Les enquêteurs soupçonnent le couple Bolsonaro de s’être illégalement approprié des objets censés rejoindre le patrimoine public.
L’ex-président brésilien Jair Bolsonaro et son épouse Michelle ont choisi de garder le silence jeudi 31 août face aux policiers qui enquêtent sur le détournement présumé de bijoux offerts par des pays étrangers, un scandale qui fait les gros titres depuis des semaines. Parure de diamants, montres ou stylos de luxe : les enquêteurs soupçonnent le couple Bolsonaro de s’être illégalement approprié des objets censés rejoindre le patrimoine public.

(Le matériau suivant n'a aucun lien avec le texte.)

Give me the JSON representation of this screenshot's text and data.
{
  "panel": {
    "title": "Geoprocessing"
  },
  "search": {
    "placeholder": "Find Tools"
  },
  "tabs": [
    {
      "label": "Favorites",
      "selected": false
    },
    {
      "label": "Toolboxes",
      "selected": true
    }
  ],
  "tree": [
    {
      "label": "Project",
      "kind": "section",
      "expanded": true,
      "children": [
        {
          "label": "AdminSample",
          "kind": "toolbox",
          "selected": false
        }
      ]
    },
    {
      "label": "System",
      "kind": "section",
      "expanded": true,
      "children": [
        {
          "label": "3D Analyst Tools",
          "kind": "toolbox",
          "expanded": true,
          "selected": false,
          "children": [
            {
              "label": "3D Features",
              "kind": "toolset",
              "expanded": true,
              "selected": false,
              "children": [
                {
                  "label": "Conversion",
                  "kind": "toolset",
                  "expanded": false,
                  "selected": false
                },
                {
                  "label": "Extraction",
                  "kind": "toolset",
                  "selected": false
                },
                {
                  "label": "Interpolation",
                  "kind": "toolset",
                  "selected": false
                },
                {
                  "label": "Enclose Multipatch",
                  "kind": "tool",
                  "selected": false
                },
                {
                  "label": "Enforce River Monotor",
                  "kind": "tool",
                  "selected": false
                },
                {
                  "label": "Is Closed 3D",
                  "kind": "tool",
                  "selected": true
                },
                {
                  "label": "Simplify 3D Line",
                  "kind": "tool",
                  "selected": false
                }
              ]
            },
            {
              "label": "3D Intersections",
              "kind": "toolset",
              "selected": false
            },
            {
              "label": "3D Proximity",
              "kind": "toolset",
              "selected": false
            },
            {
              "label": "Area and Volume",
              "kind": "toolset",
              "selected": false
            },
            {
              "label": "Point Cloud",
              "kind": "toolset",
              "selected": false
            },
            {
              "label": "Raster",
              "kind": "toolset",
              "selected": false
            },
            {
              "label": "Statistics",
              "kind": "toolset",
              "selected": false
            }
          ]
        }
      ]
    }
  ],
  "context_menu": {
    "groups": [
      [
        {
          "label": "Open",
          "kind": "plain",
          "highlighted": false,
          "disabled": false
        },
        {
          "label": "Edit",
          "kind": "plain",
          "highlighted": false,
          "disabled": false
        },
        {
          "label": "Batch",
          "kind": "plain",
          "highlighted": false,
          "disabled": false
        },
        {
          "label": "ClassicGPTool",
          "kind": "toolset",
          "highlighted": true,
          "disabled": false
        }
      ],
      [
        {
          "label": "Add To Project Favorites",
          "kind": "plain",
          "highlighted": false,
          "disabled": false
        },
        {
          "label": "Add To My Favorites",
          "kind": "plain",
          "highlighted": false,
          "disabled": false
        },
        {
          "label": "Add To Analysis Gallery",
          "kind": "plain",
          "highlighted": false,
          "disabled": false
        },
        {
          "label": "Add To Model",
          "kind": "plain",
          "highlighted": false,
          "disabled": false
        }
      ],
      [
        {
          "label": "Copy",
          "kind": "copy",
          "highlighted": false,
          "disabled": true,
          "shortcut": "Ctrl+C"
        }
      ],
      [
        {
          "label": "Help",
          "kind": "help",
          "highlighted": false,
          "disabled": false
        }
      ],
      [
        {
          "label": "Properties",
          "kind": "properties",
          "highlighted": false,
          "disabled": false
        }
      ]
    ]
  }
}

L’ancien dirigeant d’extrême droite a été entendu au siège de la police fédérale de Brasilia pour la cinquième fois depuis qu’il a quitté le pouvoir fin décembre, après sa défaite à la présidentielle face au leader de gauche Luiz Inacio Lula da Silva. Condamné fin juin à 8 ans d’inéligibilité pour avoir disséminé de fausses informations sur les urnes électroniques avant le scrutin, Jair Bolsonaro est en effet cerné par une myriade d’affaires judiciaires.
Jeudi, l’ancien chef de l’État (2019-2022), l’ex-première dame et six de leurs proches collaborateurs ont été interrogés séparément, et de façon simultanée, l’un d’eux à partir d’un commissariat de São Paulo. Jair et Michelle Bolsonaro ont «fait usage de leur droit au silence», peut-on lire dans un communiqué de leurs avocats diffusé dans la presse locale. Ces avocats remettent en cause le fait que l’enquête soit menée sous l’égide de la Cour suprême, et non d’un tribunal de première instance, et expliquent que leurs clients ont décidé de «ne répondre que quand ils seront face à un juge compétent» pour cette affaire.
«Il ne s’agit pas de garder le silence. Je suis totalement disposée à m’exprimer dans la sphère compétente et je ne peux accepter de témoigner dans un cadre inadéquat», a déclaré l’ex-première dame dans un communiqué posté sur son compte Instagram. Les enquêteurs soupçonnent certains des proches collaborateurs convoqués jeudi d’avoir revendu certains de ces cadeaux, en particulier des montres de luxe, en vue de l’«enrichissement illicite» de l’ancien président. Ce dernier, déjà entendu sur cette affaire en avril, risque la prison pour blanchiment et appropriation illégale de biens publics. Il a toujours nié toute malversation. Selon la Cour des comptes du Brésil, seuls les cadeaux «à caractère hautement personnel ou d’une valeur monétaire minime» peuvent être conservés par le président brésilien à l’issue de son mandat.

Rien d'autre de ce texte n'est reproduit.